Elle a ensuite reposé sur deux procédures menées en parallèle :
• d'une part, la détermination , dans le cadre d'un dialogue entre chaque université et la direction générale de l'enseignement supérieur du ministère, du nombre de places ouvertes aux étudiants de PASS et de L.AS , à la fois dans un objectif d'augmentation du taux de réussite par rapport aux années précédentes et de création de places supplémentaires ;
• d'autre part, la définition , à l'issue de concertations régionales et d'une Conférence nationale tenue en mars dernier, d' un objectif national pluriannuel d'augmentation de professionnels de santé à former , décliné par groupe de professions (médecine, pharmacie, maïeutique, odontologie), par territoire et par université. Cette procédure territorialisée aurait dû intervenir avant la précédente, mais le contexte sanitaire a contraint à la décaler.
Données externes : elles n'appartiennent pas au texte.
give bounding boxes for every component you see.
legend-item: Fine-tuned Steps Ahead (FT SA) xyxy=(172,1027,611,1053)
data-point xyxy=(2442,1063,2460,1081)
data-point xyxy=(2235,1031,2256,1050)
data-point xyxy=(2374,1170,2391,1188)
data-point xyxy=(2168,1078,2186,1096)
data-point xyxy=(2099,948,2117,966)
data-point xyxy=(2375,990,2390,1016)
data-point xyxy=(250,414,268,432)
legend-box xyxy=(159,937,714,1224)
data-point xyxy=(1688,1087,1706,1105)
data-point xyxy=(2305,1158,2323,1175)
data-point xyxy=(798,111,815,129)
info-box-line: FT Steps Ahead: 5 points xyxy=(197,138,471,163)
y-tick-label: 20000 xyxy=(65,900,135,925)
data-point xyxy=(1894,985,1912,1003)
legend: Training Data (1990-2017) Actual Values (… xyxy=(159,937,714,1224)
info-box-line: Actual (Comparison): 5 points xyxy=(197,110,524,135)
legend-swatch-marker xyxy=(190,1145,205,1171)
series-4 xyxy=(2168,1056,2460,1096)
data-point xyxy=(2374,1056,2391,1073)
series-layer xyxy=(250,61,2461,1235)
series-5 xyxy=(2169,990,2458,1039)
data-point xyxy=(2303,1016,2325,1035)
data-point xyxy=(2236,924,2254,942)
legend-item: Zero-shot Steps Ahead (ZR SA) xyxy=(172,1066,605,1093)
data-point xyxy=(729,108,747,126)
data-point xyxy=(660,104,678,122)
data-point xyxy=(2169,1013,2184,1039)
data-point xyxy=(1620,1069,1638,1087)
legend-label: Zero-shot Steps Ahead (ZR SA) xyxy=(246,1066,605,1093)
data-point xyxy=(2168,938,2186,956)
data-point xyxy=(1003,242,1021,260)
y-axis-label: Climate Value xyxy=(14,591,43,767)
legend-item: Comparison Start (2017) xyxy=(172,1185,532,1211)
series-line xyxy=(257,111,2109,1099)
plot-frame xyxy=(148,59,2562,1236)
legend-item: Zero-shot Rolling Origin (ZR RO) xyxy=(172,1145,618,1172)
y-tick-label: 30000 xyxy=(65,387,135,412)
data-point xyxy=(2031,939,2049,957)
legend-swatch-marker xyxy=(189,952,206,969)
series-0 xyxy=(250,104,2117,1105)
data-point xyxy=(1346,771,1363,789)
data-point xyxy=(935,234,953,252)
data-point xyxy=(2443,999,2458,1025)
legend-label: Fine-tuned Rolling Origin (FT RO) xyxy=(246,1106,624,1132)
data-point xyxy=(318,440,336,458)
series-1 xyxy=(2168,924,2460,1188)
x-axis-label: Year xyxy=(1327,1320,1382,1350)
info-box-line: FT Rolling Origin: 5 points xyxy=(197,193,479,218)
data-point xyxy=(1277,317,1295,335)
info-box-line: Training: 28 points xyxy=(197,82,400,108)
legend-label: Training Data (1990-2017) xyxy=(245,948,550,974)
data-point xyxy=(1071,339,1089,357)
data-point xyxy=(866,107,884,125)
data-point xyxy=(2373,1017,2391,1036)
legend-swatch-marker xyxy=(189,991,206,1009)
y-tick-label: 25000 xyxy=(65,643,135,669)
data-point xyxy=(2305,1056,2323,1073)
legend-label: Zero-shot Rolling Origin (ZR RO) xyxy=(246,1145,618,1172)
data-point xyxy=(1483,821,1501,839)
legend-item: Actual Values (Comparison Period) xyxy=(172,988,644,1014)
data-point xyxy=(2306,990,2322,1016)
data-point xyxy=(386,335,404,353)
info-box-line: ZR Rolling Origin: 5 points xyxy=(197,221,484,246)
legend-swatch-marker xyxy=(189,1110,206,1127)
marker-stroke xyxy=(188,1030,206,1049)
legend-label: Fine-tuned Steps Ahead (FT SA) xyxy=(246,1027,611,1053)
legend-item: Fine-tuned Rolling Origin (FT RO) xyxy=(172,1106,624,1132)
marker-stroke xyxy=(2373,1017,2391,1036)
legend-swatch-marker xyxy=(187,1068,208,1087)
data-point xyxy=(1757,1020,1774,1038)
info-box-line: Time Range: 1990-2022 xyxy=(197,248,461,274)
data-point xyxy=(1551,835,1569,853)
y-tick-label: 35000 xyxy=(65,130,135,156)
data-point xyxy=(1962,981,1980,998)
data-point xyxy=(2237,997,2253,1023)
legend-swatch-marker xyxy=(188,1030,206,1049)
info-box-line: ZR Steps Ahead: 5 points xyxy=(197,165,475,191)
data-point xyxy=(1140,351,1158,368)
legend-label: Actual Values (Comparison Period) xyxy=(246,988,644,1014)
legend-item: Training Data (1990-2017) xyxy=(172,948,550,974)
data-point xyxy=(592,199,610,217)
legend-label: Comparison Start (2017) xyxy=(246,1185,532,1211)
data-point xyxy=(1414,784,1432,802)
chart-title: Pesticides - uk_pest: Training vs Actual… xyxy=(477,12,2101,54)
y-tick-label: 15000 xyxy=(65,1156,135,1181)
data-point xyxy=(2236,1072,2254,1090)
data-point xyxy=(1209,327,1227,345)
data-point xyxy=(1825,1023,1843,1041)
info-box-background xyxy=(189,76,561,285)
Le 28 avril dernier, le Conseil d'État, saisi par cinq étudiants en PASS, a ordonné la suspension de l'exécution de l'arrêté du 25 janvier 2021 au motif, d'une part, que le texte laissait « un nombre de places résiduel » aux étudiants actuellement en PASS, d'autre part, qu' « un doute sérieux » apparaissait quant à la légalité de cet arrêté qui se fonde uniquement sur des taux de réussite constatés par le passé pour fixer le nombre des étudiants en PACES autorisés à poursuivre dans l'une des filières MMOP. Selon la plus haute juridiction administrative, les ministères n'ont pas pris en considération les places disponibles en deuxième année dans chacune de ces filières pour l'année universitaire 2021-2022, ni le sort des étudiants ayant suivi en 2020-2021 un PASS ou une L.AS.